Lead singer Sam McGarrigle has the
kind of trippy, teenage girl meets science nerd kind of vocal that makes Girls’
ex-vocalist Christopher Owens seem overtly macho. Musically the band plays an
intriguing hybrid of grunge, glamrock, shoegaze and prog with some surprisingly
sophisticated chord progressions in there, no doubt honed though many long dark
nights playing along to Frank Zappa albums in their bedrooms. Put these two
disparate elements together and you’ve got something that’s heavy enough for old
hippies and rockers to love, but with the added lyrical and vocals twists that
will appeal to the pale and interesting young folk.

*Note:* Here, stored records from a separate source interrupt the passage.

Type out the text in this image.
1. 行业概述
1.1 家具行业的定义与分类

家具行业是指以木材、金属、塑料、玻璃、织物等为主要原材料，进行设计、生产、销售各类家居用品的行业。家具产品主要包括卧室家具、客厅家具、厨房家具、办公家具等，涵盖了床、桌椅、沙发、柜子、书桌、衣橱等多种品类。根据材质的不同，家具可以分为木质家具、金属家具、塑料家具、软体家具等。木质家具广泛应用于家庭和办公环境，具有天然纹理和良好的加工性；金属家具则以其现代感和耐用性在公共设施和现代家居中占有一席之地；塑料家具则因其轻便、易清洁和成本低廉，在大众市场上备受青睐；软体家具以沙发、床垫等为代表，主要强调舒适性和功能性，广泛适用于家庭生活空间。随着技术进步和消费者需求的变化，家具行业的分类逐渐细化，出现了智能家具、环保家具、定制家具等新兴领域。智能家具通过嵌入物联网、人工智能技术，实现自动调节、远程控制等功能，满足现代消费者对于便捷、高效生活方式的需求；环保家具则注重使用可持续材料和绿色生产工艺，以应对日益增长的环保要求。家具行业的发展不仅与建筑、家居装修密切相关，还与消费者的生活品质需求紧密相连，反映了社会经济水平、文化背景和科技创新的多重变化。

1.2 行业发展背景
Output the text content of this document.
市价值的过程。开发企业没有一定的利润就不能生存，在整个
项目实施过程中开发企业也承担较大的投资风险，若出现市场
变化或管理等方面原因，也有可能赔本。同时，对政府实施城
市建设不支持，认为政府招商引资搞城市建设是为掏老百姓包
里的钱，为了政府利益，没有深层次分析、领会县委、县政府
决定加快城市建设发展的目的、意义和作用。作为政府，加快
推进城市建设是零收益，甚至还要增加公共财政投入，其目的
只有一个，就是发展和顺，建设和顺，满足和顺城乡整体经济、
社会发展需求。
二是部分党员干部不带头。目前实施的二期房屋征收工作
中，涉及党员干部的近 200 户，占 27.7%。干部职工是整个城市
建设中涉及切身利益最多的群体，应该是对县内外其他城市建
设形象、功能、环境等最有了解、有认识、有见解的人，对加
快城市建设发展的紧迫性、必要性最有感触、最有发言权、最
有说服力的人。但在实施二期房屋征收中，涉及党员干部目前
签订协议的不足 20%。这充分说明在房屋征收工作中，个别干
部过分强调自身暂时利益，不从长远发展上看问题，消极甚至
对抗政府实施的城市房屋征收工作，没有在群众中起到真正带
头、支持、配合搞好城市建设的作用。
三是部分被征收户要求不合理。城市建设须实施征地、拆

Thought my head my explode when they played this at the end (the video really doesn't do them justice)...
It really shouldn’t work,
but dammit it does. Magic.
Next up Irish math rockers The Cast Of Cheers who’ve
fused the complex skittering sounds of bands like Foals to more of an anthemic
indie sound resulting in tracks like the endlessly addictive Family, the
inevitable highlight of the set.
“Best drummer everrrrrr” cried out someone in
the crowd in their best Comic Book Guy impression after the band’s octopus on
steroids like sticksman had meatily beaten a couple of songs to death. I wouldn’t
argue with that. Well I could, but he’d probably just drum my skull into dust.
Finally, all the way from Minneapolis, Howler, proclaimed
by NME as the third best new band of 2011 and fronted by 21 year old Jordan
Gatesmith, who also made their 50 coolest people list. That’s a lot of cool to
live up to. Perhaps Jordan was feeling the pressure as he quickly announced that
he was feeling sick and might vomit all over the front row. Cool. Given the
coolness surrounding the band they’ve attracted a small but enthusiastic group
of fans, all looking for this generation’s Ramones / Strokes / Libertines all
of whom have clearly influenced Gatesmith and co. In fact Howler have even gone
as far as covering the Libs Up The Bracket which they steadfastly refused to
play this evening despite increasingly desperate requests from one or two well lubricated
members of the audience. What they did run through at a fair old pace though were
just over half a dozen garage / surf rock tinged tracks kicking off with one of
their slower numbers, Back To The Grave, and ending chaotically with their
biggest hit to date, Back Of Your Neck. At times Jordan seems a little
perplexed especially when it came to communicating with the audience. “Where
can I buy spray paint from?” he asked mid set. Someone helpfully shouted out “Halfords”.
Jordan looked puzzled ”Wholefoods?” A suggestion that he go to B&Q didn’t
get through either. “Black Lagoon?” Hmmm, maybe it’s the Brummie accent. I
guess looking a little perplexed is cool though eh? As the set wore on the
crowd got livelier culminating in a fair percentage of them spilling over the barriers
to join the band onstage, much to the annoyance of the security dude who
rapidly disappeared under a sea of teenage (and one or two middle aged) bodies.
There are worse ways to go I guess. Some of the band actively encouraged this
anarchy, swapping places with the crowd and joining the few remaining audience members
on the dancefloor in a gloriously messy end to a hugely enjoyable gig. Howler
might just be another in a long line of skinny young dudes with attitude but
they pull it off better than most. Cool.